Required Research Training
Seattle Children's offers Human Subject Protections Training (HSPT), Good Clinical Practice (GCP) and Good Laboratory Practice (GLP) courses through the Collaborative Institutional Training Initiative (CITI) Program.
Human Subjects Protections Training (HSPT)
- Human Subjects Protection Training (HSPT) provides fundamental training regarding human subjects research, human subjects protections and associated guidances and regulations.
- Who should complete this course? The National Institutes of Health (NIH) requires this training for all key personnel on NIH grants and contracts. It is the goal of Seattle Children's that all researchers and their staff who do human subjects research receive training in human subjects protection.
- Multiple HSPT courses are available on CITI. Choose the course that is most applicable to your area of research. You may also take this training in person by enrolling via Seattle Children’s Learning Center. Seattle Children's also accepts human subjects protection training provided by the University of Washington or Fred Hutch.
- This training is currently required once and does not need to be renewed.
Good Clinical Practice (GCP) Training
- Good clinical practice (GCP) is an international ethical and scientific quality standard for designing, conducting, recording and reporting clinical research studies.
- Who should complete this course? As of January 1, 2017, NIH requires all investigators and research staff involved in the conduct, oversight or management of a new or ongoing clinical trial to complete GCP training. It is Seattle Children's goal that all investigators and their staff who do human subjects research receive GCP training.
- Multiple GCP courses are available on CITI. Choose the course that is most applicable to your area of research.
- Regardless of the GCP course you complete, all GCP courses (including refresher courses) are required every three years. Investigators and research staff are responsible for retaining a copy of their training certificate.

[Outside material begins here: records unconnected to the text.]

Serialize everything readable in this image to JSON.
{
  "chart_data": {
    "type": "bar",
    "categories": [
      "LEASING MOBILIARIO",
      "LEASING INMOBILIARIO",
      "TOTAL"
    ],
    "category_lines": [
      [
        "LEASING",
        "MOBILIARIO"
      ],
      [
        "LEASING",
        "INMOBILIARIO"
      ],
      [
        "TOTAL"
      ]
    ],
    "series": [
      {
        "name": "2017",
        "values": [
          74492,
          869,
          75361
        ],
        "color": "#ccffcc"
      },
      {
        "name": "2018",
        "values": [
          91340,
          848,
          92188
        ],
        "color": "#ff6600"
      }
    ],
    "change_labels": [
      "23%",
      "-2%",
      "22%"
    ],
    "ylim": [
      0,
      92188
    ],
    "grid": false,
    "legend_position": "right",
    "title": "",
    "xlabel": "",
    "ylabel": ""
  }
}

Good Laboratory Practice (GLP) Training
- This training program describes how nonclinical laboratory studies should be planned, performed, monitored, recorded, reported and archived as set forth by the U.S. Food and Drug Administration (FDA), Environmental Protection Agency (EPA) and U.S. Department of Agriculture (USDA), as well as the Organization for Economic Co-operation and Development (OECD) international guidelines. It provides a working knowledge of GLP that supports and reinforces technical education and training.
- Who should complete this course? This course is designed for individuals involved in nonclinical laboratory studies within industry, academia, government or other testing facilities.
- Consult with your Seattle Children’s supervisor whether or not you are required to complete this course.
- Good Clinical Practice (GLP) training is required every three years. There is no refresher course for GLP at this time. Investigators and research staff are responsible for retaining documentation of their completed training.
Responsible Conduct of Research (RCR) Training
- Seattle Children’s Research Institute strives for excellence in the responsible conduct of research (RCR).
- Who should complete this course? Although recommended for all Children’s researchers, all undergraduates, graduate students and postdoctoral researchers who will be supported by National Science Foundation (NSF) funded research, or are receiving support through any NIH training, career development award (individual or institutional), research education grant or dissertation research grant must complete this course.
- The preferred RCR training program is the University of Washington’s Biomedical Research Integrity Program. The trainee must complete eight hours of training, including five lectures and three discussion groups. Proof of completion must be provided to the Seattle Children’s Research Institute’s Office of Research Compliance (ORC) at firstname.lastname@example.org. Another in-person RCR training with equal contact hours may be substituted with approval from ORC.
- If the trainee cannot attend the UW’s Biomedical Research Integrity Program or another in-person RCR training program, they may request permission from ORC to substitute a Collaborative Institutional Training Initiative (CITI) RCR course.
- RCR training must occur at least once at each career stage (e.g., early in graduate studies, at postdoctoral status, etc.), and no less than once every four years. Investigators and research staff are responsible for retaining documentation of their completed training.